It appears that the U.S. Supreme Court will soon resolve a split among the circuits on the issue of whether parens patriae actions can be removed from state court as “mass actions” under the Class Action Fairness Act (CAFA). Earlier this week, the Court agreed to review a decision of the U.S. Court of Appeals in New Orleans, concluding that Mississippi’s suit alleging state consumer protection and antitrust claims against manufacturers and distributors of liquid crystal display (LCD) panels qualified as a “mass action” under the CAFA and should be removed to federal court. According to the state, the Fifth Circuit is at odds with every other circuit that has decided this issue. The petition in State of Mississippi v. AU Optronics Corp., Dkt. 12-1036, was granted on May 28.

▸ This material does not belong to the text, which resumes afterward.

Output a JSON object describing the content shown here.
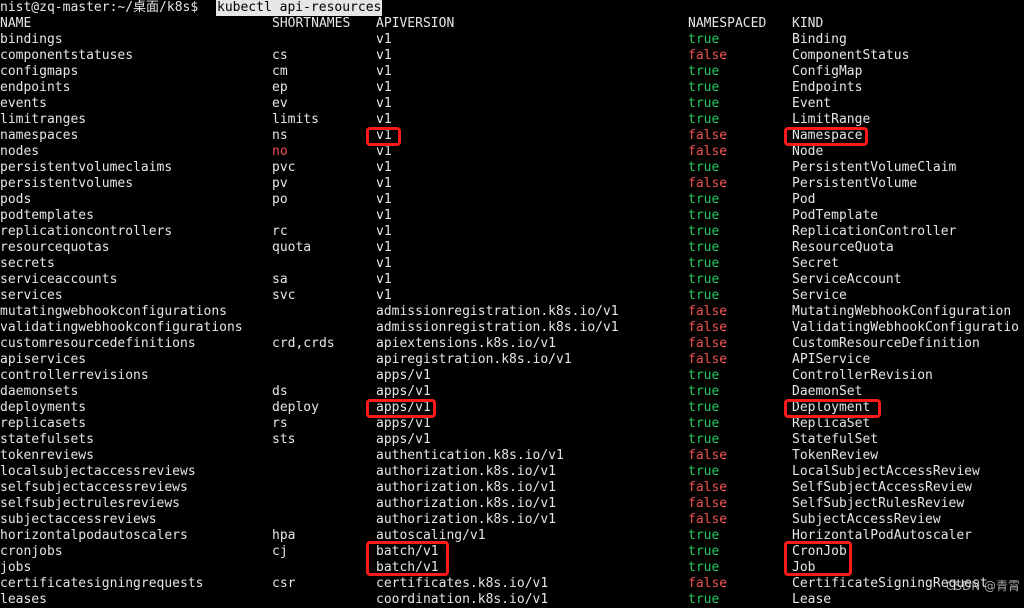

The State of Mississippi filed its petition for certiorari on February 19, asking the Supreme Court: “whether a state’s parens patriae action is removable as a ‘mass action’ under CAFA when the state is the sole plaintiff, the claims arise under state law, and the state attorney general possesses statutory and common law authority to assert all claims in the complaint.”
Mississippi’s lawsuit is one of 13 parens patriae actions brought against the LCD companies for conspiring to fix prices. Other suits were brought by the attorneys general of Arkansas, California, Florida, Illinois, Michigan, Missouri, New York, Oregon, South Carolina, Washington, West Virginia, and Wisconsin. Five attorneys general—from California, Illinois, Mississippi, South Carolina, and Washington—commenced their actions in state courts asserting only state law claims. The defendants removed each of these actions to federal court, and in all five cases, the district court remanded. The only circuit court not to uphold the remand was the Fifth Circuit in the Mississippi action. The Fifth Circuit decision (701 F.3d 796, 2012-2 Trade Cases ¶78,150) followed a 2008 decision, Louisiana ex rel. Caldwell v. Allstate Insurance Co., 536 F.3d 418, which held that a state’s parens patriae action is removable as a mass action under CAFA.
In its petition, Mississippi argued that “there is a circuit conflict that is so profound that cases involving the same claims, arising out of the same conduct, by the very same Defendants, have been remanded to state court in the Fourth, Seventh, and Ninth Circuits, but retained in federal court in the Fifth Circuit.” The Fifth Circuit reversed a district court’s decision remanding the case to state court.
The Supreme Court has yet to take action on a petition for review involving a decision of the U.S. Court of Appeals in Richmond, Virginia, on the same issue (699 F.3d 385, 2012-2 Trade Cases ¶78,100). That decision upheld the remand of two lawsuits brought by the State of South Carolina against the firms for conspiring to fix prices in violation of that state’s antitrust law and Unfair Trade Practices Act. In their January 23 petition for certiorari, the LCD panel companies, including AU Optronics and LG Display, contended that removal was proper under CAFA.
Mississippi also contended that its petition is a better vehicle for deciding the question than the petition of the LCD companies for review of the Fourth Circuit decision. The state’s petition provides a full explication of the Fifth Circuit’s views, the state asserted.
Under CAFA, a mass action is a civil action in which monetary relief claims of 100 or more persons are proposed to be tried jointly on the ground that the claims involve common questions of law or fact and include an amount in controversy exceeding $75,000. The Fifth Circuit held that, despite the state’s contention that it was the only party in interest, the state and individual citizens who purchased products within Mississippi were the real parties in interest. The variety of allegations demonstrated that the real parties in interest were individual consumers. The court also held that the statutes at issue did not give the state sole authority to recover for injuries suffered by consumers. As a result, the Fifth Circuit found that the suit qualified as a mass action under CAFA.